Valuation and share performance
Both Frontier and Verizon have posted positive total returns over the past 12 months, but Verizon has done a better job of rewarding shareholders. Verizon's total return is 26%, compared to just 8% for Frontier, and Verizon's longer-term track record has been stronger than Frontier's as well.
It's fairly easy to see why investors are happier with Verizon simply by comparing their recent fundamental performance. Verizon sports a relatively cheap valuation of about 13 times earnings on a trailing basis.
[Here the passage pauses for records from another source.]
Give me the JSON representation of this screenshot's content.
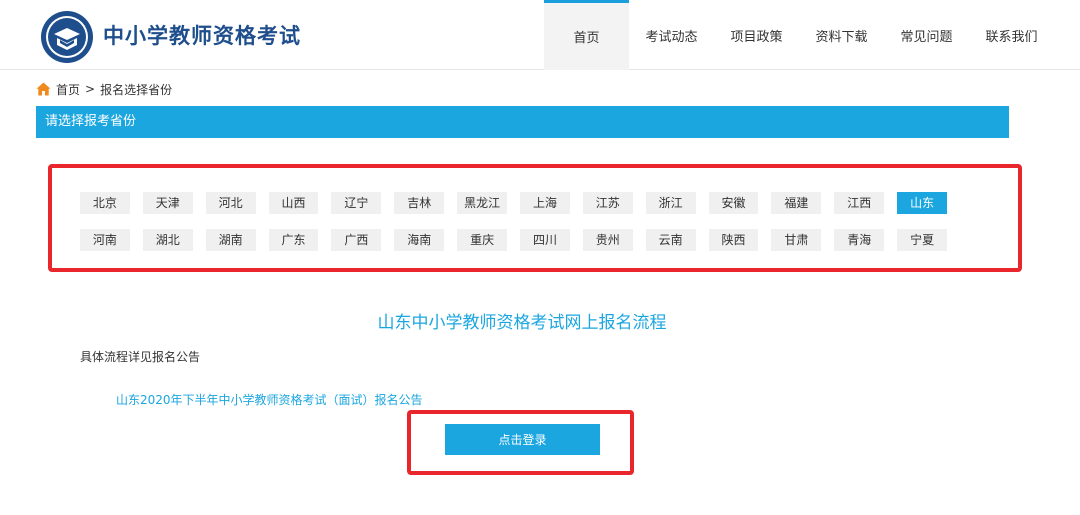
{
  "header": {
    "site_title": "中小学教师资格考试",
    "nav": [
      "首页",
      "考试动态",
      "项目政策",
      "资料下载",
      "常见问题",
      "联系我们"
    ],
    "active_nav_index": 0
  },
  "breadcrumb": {
    "home": "首页",
    "separator": ">",
    "current": "报名选择省份"
  },
  "section": {
    "title": "请选择报考省份"
  },
  "provinces": {
    "row1": [
      "北京",
      "天津",
      "河北",
      "山西",
      "辽宁",
      "吉林",
      "黑龙江",
      "上海",
      "江苏",
      "浙江",
      "安徽",
      "福建",
      "江西",
      "山东"
    ],
    "row2": [
      "河南",
      "湖北",
      "湖南",
      "广东",
      "广西",
      "海南",
      "重庆",
      "四川",
      "贵州",
      "云南",
      "陕西",
      "甘肃",
      "青海",
      "宁夏"
    ],
    "selected": "山东"
  },
  "flow": {
    "title": "山东中小学教师资格考试网上报名流程",
    "note": "具体流程详见报名公告",
    "notice_link": "山东2020年下半年中小学教师资格考试（面试）报名公告"
  },
  "login": {
    "button_label": "点击登录"
  },
  "colors": {
    "accent": "#1ba6e0",
    "highlight_border": "#e8262c",
    "brand": "#1f4e8c"
  }
}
Even though investors expect a slight pullback in earnings, Verizon's forward earnings multiple is still just 14. By contrast, Frontier has consistently posted net losses, including in the first quarter of this year. Investors don't expect Frontier to become profitable on a GAAP basis through 2017. That makes it difficult to compare the two stocks by earnings-based valuations, but Verizon sports a lower enterprise value-to-sales ratio and arguably has more to justify its share price than Frontier right now.
Both Verizon and Frontier stand near the top of the dividend stock pantheon. Frontier is famous for its high dividend yields over the long run, and its current figure of 8.6% is more than double the 4% yield for Verizon right now.
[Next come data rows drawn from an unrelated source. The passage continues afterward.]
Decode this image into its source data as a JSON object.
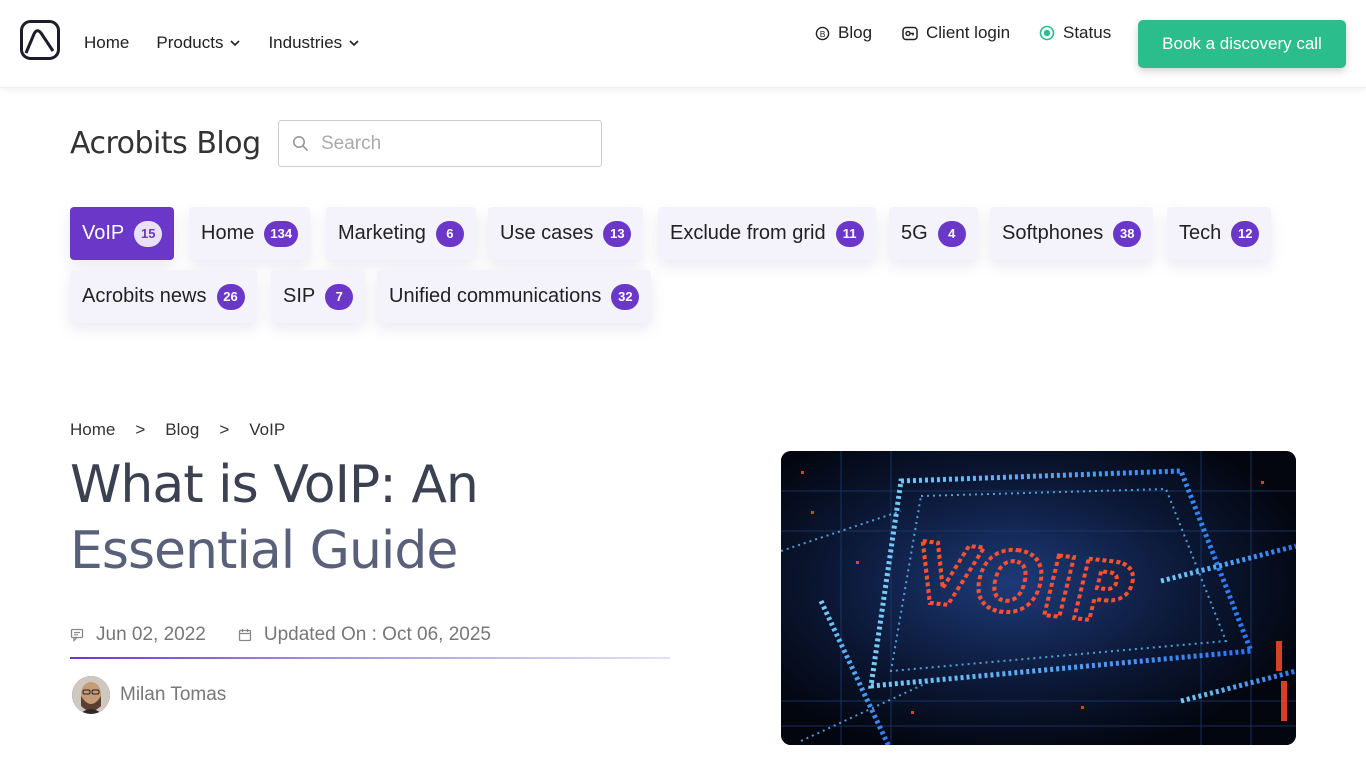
{
  "nav": {
    "logo": "acrobits-logo",
    "left_items": [
      {
        "label": "Home",
        "has_dropdown": false
      },
      {
        "label": "Products",
        "has_dropdown": true
      },
      {
        "label": "Industries",
        "has_dropdown": true
      }
    ],
    "right_items": [
      {
        "label": "Blog",
        "icon": "blog-icon"
      },
      {
        "label": "Client login",
        "icon": "key-icon"
      },
      {
        "label": "Status",
        "icon": "status-icon"
      }
    ],
    "cta_label": "Book a discovery call",
    "cta_color": "#2bbd8c",
    "status_color": "#2bbd8c"
  },
  "blog": {
    "title": "Acrobits Blog",
    "search_placeholder": "Search",
    "search_value": ""
  },
  "tags": [
    {
      "label": "VoIP",
      "count": "15",
      "active": true
    },
    {
      "label": "Home",
      "count": "134",
      "active": false
    },
    {
      "label": "Marketing",
      "count": "6",
      "active": false
    },
    {
      "label": "Use cases",
      "count": "13",
      "active": false
    },
    {
      "label": "Exclude from grid",
      "count": "11",
      "active": false
    },
    {
      "label": "5G",
      "count": "4",
      "active": false
    },
    {
      "label": "Softphones",
      "count": "38",
      "active": false
    },
    {
      "label": "Tech",
      "count": "12",
      "active": false
    },
    {
      "label": "Acrobits news",
      "count": "26",
      "active": false
    },
    {
      "label": "SIP",
      "count": "7",
      "active": false
    },
    {
      "label": "Unified communications",
      "count": "32",
      "active": false
    }
  ],
  "accent_color": "#6a37c9",
  "breadcrumb": {
    "items": [
      "Home",
      "Blog",
      "VoIP"
    ],
    "separator": ">"
  },
  "article": {
    "title_line1": "What is VoIP: An",
    "title_line2": "Essential Guide",
    "published": "Jun 02, 2022",
    "updated": "Updated On : Oct 06, 2025",
    "author": "Milan Tomas",
    "hero_text": "VOIP"
  }
}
Yet Verizon's more modest payouts have a couple of things going for them. First, Verizon pays out only about half of its earnings in the form of dividends, while Frontier has routinely drawn on free cash flow even in excess of GAAP earnings to sustain its dividend payouts. In addition, Verizon has been more consistent with its dividend growth, with an 11-year streak of annual dividend increases that have boosted its quarterly payout by nearly two-thirds. Compared to Frontier's nearly 60% drop in dividend payments in the past five years, Verizon gets the nod on the dividend front as well despite its lower yield than Frontier.
Growth prospects and risk
The telecom industry is facing competitive pressures, but there is still strong demand for wireless technology. That has helped Verizon greatly, helping the telecom giant fend off adverse trends elsewhere in its business. In the first quarter of 2016, Verizon reported a modest sales gain of less than 1%, but earnings per share were up a slightly more impressive 4%. The company added 640,000 new postpaid wireless subscribers during the quarter, and churn rates improved to fall below the 1% mark despite numerous offers from rivals seeking to lure Verizon customers away. Growth in FiOS internet connections has slowed, but cost-cutting has helped improve profitability. Looking forward, Verizon expects to be able to sustain its earnings results from past years, but bottom-line growth could prove elusive in the near-term.
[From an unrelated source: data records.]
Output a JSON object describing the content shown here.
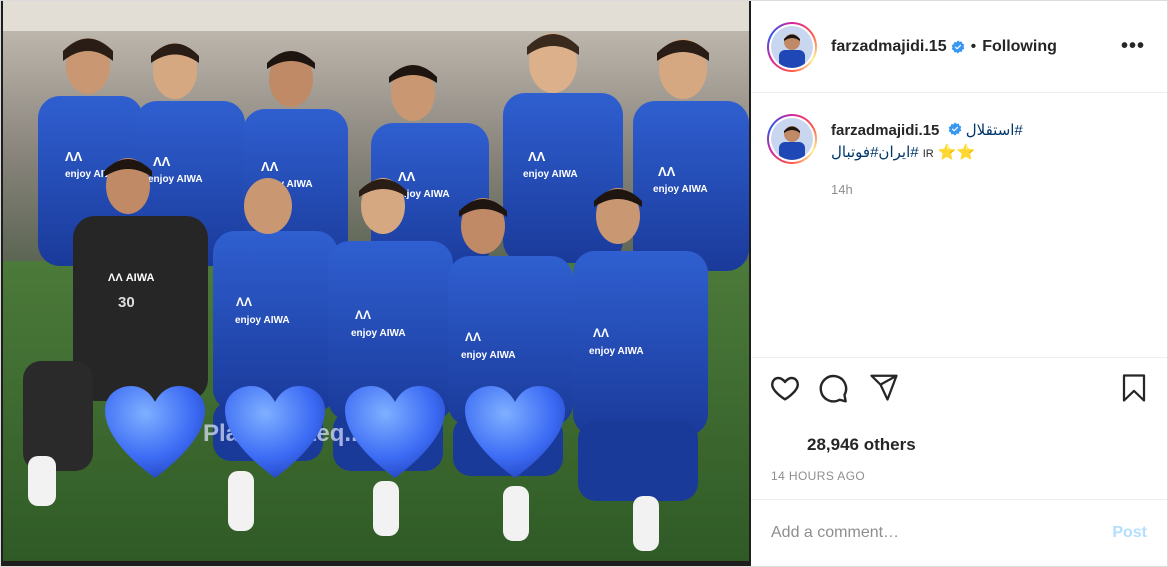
{
  "post": {
    "username": "farzadmajidi.15",
    "separator": "•",
    "follow_status": "Following",
    "more_label": "•••",
    "caption": {
      "username": "farzadmajidi.15",
      "hashtag_1": "#استقلال",
      "hashtag_2": "#ایران#فوتبال",
      "flag_text": "IR",
      "stars": "⭐⭐"
    },
    "caption_age": "14h",
    "likes_text": "28,946 others",
    "timestamp": "14 HOURS AGO",
    "comment_placeholder": "Add a comment…",
    "post_label": "Post",
    "image_overlay_hearts": "💙💙💙💙"
  },
  "icons": {
    "like": "heart-icon",
    "comment": "comment-icon",
    "share": "share-icon",
    "save": "bookmark-icon",
    "verified": "verified-badge-icon",
    "more": "more-options-icon"
  },
  "colors": {
    "verified_blue": "#3897f0",
    "hashtag": "#00376b",
    "post_button": "#b2dffc",
    "jersey_blue": "#1f47b5",
    "heart_blue": "#3d6cf5"
  }
}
Frontier faces more serious challenges. Having just closed on its purchase of wireline assets from Verizon in key areas of Florida, Texas, and California, Frontier has the opportunity to serve new customers totaling 3.7 million voice connections, 2.2 million broadband connections, and 1.2 million pay-television customers. The key to its success is how well it can navigate the transition and keep former Verizon customers within the Frontier fold, and CEO Dan McCarthy is optimistic that Frontier has learned from past mistakes with previous acquisitions and will do a better job with customer retention this time around. Given the pressure of having spent $10.5 billion on the acquisition, Frontier can't afford to fall short. If the company can not only keep those customers but also get them to buy new services, then Frontier has a huge growth trajectory ahead of it.
Right now, Verizon has the edge over Frontier as a better buy, largely because Verizon's prospects are more secure. Frontier needs to prove it can execute on its recent acquisition, but if it can do so successfully, then Frontier stock has a chance of catching up to and surpassing its larger rival in terms of share-price performance.